Seit jenem ersten Auftritt im Januar 2016 hat sie viele Menschen zum Lachen, aber auch zum Weinen gebracht. Etwa 80 Auftritte absolviert sie im Jahr, und auch wenn sie diese Aufgabe liebt: Manchmal gehe ihr schon die Puste aus, sagt sie. Alle zwei Jahre brauche sie deshalb eine Pause. Dazwischen tritt sie am liebsten in großen Sälen auf. Nicht, weil sie mittlerweile größenwahnsinnig geworden ist, sondern weil die Nervosität vor kleinem Publikum zu groß ist. „Es ist hart, vor 50 Leuten zu spielen. Denn da traut sich keiner, zuerst zu lachen, die sitzen dann alle total verkrampft im Publikum“, findet sie.
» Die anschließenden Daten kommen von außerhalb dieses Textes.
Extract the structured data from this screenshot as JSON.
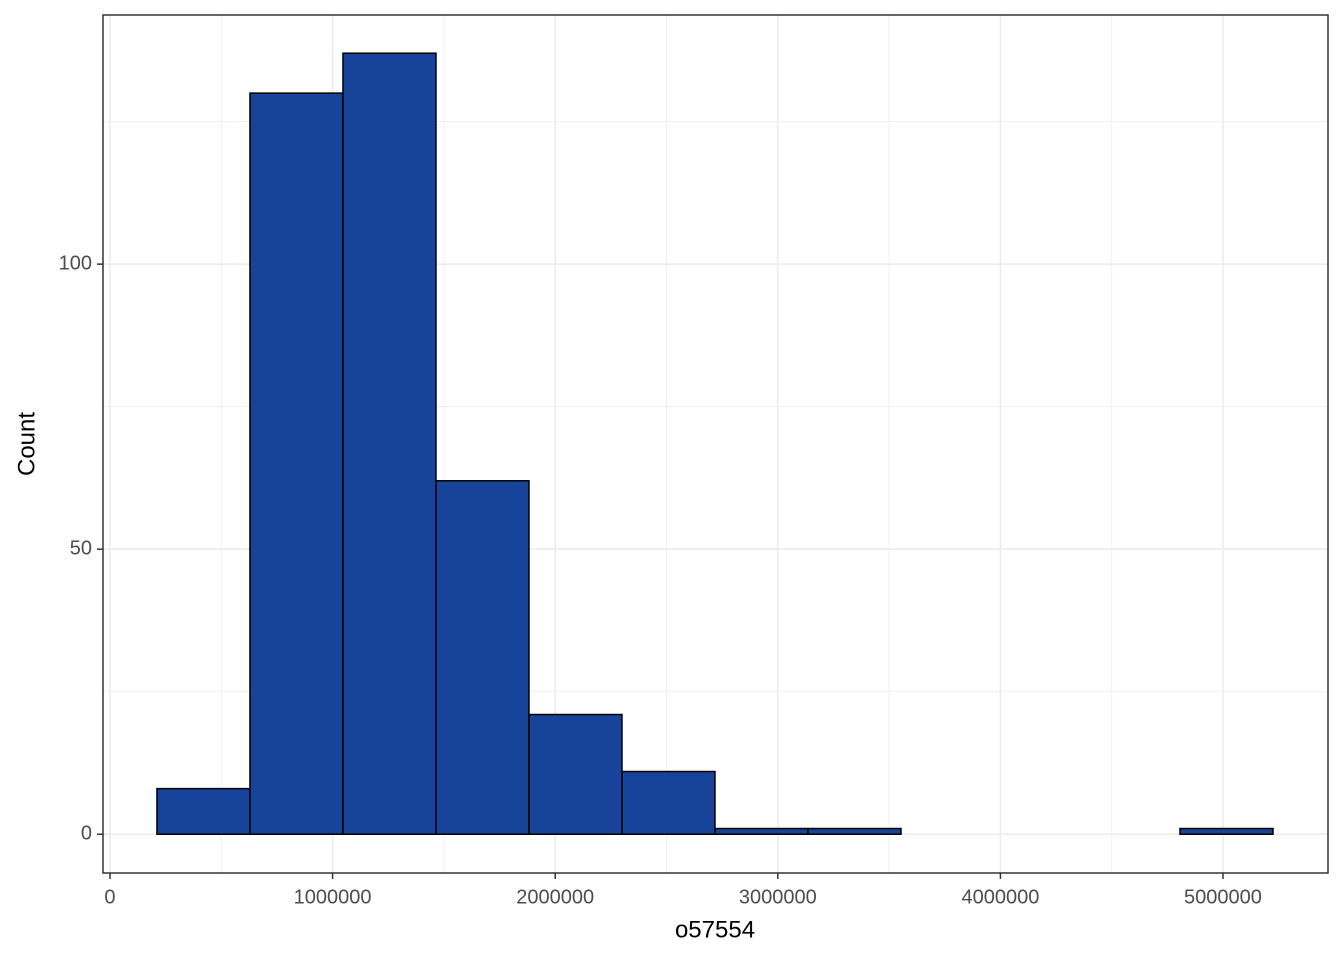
{
  "chart_data": {
    "type": "histogram",
    "x_label": "o57554",
    "y_label": "Count",
    "bins": [
      211000,
      628800,
      1046600,
      1464400,
      1882200,
      2300000,
      2717800,
      3135600,
      3553400,
      3971200,
      4389000,
      4806800,
      5224600
    ],
    "values": [
      8,
      130,
      137,
      62,
      21,
      11,
      1,
      1,
      0,
      0,
      0,
      1
    ],
    "color": "#17449a",
    "edge_color": "#000000",
    "xlim": [
      -31400,
      5471700
    ],
    "ylim": [
      -6.8,
      143.7
    ],
    "xticks": [
      0,
      1000000,
      2000000,
      3000000,
      4000000,
      5000000
    ],
    "yticks": [
      0,
      50,
      100
    ],
    "grid": true,
    "minor_grid": true
  }
}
In Stuttgart sei sie nun schon ein paar Mal gewesen, und immer findet sie es hier nach eigenem Bekunden „total geil“. Doch, doch, die Schwaben, die seien schon witzig und lachten auch gerne, sagt sie. Obwohl, einmal, da habe sie in einem kleinen Dorf in der schwäbischen Provinz gespielt; wo das gewesen sei, mag sie aber nicht verraten. „Das war schlimm, da hat keiner gelacht. Da schwitzt du Blut und Wasser auf der Bühne, das ist die Hölle.“ Das hat sie im Theaterhaus sicher nicht zu befürchten, denn der Saal wird gut gefüllt sein.

Für ihren Auftritt am Mittwoch, 7. November, gibt es nur noch Restkarten.